|
|
马上注册,结交更多好友,享用更多功能^_^
您需要 登录 才可以下载或查看,没有账号?立即注册
x
本帖最后由 wulijuan 于 2019-2-20 18:54 编辑
求告知,为什么最后保存下来的json文件是0kb啊?是xpath查找的不对吗?
在利用scrapy爬取‘http://dmoztools.net’时,项目已经创建好,item文件也已经定义了容器:
import scrapy
class Domz_Item(scrapy.Item):
# define the fields for your item here like:
# name = scrapy.Field()
title = scrapy.Field()
links = scrapy.Field()
desc = scrapy.Field()
接下来写了spider,并导Domz_Item,将title links,desc都添加到了列表items中:
import scrapy
from domzspider.items import Domz_Item
class DmozSpider(scrapy.Spider):
name = 'dmoz'
allowed_domains = ['http://dmoztools.net']

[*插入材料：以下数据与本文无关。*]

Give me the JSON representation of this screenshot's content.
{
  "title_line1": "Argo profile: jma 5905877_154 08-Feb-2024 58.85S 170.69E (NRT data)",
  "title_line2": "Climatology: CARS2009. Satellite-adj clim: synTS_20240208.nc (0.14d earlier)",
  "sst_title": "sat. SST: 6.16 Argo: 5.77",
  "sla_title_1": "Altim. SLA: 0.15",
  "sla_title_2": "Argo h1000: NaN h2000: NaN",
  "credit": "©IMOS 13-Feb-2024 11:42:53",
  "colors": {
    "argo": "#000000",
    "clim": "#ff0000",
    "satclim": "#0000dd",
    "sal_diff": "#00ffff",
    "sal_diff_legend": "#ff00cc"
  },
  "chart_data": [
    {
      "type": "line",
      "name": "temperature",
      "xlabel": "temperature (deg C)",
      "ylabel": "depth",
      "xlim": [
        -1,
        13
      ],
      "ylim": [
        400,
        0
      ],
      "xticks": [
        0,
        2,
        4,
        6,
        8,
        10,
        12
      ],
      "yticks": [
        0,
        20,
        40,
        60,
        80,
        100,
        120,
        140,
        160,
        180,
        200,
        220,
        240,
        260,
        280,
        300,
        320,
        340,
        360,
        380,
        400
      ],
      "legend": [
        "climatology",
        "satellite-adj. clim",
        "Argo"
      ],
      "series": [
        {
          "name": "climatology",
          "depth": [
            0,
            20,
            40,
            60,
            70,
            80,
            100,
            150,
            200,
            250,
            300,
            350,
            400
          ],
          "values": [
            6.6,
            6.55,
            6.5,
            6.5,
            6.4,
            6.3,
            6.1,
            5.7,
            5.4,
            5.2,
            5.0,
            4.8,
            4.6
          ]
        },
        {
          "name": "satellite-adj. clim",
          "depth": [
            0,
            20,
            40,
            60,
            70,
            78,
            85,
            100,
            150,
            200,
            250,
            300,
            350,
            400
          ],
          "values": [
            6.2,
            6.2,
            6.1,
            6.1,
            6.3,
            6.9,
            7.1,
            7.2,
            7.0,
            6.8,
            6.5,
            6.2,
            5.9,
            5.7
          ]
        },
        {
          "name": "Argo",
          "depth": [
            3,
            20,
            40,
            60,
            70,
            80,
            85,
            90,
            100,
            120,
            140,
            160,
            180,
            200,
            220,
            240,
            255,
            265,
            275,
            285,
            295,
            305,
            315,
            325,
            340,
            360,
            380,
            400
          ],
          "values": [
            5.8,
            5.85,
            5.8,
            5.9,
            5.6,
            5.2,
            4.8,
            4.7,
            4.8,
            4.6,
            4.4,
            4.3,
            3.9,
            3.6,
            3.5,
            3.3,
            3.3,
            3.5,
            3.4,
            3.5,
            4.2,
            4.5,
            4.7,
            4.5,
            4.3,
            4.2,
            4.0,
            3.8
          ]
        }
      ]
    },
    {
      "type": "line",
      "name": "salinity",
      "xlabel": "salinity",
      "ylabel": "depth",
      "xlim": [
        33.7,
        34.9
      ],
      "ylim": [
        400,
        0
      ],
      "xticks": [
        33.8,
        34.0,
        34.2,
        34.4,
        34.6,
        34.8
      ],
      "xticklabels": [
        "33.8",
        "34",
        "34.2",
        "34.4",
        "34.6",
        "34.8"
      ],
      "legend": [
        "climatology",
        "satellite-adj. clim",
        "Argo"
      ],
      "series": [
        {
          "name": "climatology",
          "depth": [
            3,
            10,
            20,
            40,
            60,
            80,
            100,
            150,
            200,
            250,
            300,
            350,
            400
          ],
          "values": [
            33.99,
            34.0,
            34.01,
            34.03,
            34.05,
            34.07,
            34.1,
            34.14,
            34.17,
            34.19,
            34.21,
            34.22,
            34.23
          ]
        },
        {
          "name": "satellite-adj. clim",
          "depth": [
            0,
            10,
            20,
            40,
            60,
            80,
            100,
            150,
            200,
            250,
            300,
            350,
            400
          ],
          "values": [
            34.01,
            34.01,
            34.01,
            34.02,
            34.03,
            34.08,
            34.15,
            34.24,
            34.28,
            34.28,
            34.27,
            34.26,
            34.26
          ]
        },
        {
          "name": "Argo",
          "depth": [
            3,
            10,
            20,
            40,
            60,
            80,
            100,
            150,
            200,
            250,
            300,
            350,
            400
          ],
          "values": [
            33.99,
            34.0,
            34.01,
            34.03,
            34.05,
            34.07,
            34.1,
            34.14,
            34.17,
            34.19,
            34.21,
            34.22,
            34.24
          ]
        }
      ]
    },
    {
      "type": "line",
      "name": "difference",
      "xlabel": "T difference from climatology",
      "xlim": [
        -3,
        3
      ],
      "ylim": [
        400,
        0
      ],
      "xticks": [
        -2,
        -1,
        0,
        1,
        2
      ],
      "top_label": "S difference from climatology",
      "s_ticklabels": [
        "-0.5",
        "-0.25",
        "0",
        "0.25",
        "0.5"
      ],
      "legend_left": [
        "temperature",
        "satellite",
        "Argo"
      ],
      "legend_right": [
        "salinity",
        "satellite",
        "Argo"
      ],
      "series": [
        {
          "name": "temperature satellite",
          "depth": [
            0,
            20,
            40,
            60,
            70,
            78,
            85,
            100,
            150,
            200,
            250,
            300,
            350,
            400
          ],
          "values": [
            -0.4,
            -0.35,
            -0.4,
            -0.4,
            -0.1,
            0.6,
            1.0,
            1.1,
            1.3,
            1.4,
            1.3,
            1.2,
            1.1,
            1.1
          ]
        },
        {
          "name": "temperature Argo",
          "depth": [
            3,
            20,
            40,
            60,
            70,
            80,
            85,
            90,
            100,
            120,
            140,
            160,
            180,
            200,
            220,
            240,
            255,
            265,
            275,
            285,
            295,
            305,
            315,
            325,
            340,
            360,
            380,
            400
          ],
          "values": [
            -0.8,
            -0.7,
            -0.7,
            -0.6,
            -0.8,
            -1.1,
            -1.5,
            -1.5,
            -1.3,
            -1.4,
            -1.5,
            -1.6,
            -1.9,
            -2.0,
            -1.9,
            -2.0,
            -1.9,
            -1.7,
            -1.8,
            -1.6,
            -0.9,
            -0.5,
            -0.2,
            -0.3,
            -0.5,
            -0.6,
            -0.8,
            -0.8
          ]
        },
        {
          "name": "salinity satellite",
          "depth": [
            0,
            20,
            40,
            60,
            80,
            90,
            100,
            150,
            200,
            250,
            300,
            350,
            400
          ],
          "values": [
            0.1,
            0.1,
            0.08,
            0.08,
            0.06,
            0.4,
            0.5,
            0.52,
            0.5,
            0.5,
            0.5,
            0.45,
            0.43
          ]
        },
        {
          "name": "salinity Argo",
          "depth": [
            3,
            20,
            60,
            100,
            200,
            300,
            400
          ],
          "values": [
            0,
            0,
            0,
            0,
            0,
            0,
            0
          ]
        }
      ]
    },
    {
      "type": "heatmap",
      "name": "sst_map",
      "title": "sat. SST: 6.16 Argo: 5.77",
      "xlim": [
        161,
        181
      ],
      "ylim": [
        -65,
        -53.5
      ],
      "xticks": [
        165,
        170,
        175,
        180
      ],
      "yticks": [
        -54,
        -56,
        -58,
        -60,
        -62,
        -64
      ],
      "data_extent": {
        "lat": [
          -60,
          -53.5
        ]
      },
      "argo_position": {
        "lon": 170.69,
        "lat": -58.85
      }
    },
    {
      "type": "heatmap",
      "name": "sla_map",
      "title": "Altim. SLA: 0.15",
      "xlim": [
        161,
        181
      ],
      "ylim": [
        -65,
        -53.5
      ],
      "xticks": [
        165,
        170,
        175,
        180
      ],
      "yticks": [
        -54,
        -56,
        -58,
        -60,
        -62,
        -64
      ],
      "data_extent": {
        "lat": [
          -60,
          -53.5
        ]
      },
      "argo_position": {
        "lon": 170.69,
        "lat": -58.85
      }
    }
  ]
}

start_url = ['http://dmoztools.net/Computers/Open_Source/']
def parse(self, response):
sel = scrapy.selector.Selector(response)
# 使用xpath进行节点查找
sites = sel.xpath('//div id="site-list-content"/div class="site-item')
items = []
for site in sites:
item = Domz_Item()
item['title'] = site.xpath('//a target/text()').extract()
item['links'] = site.xpath('//a target/@href').extract()
item['desc'] = site.xpath('//div class="title-and-desc/div/text()').extract()
item.append(item)
return items
(不是很确定这个xpath的查找方式是否正确)
然后在cmd中,将爬到的内容保存为json格式:但是保存下来的json文件是0kb????
|
|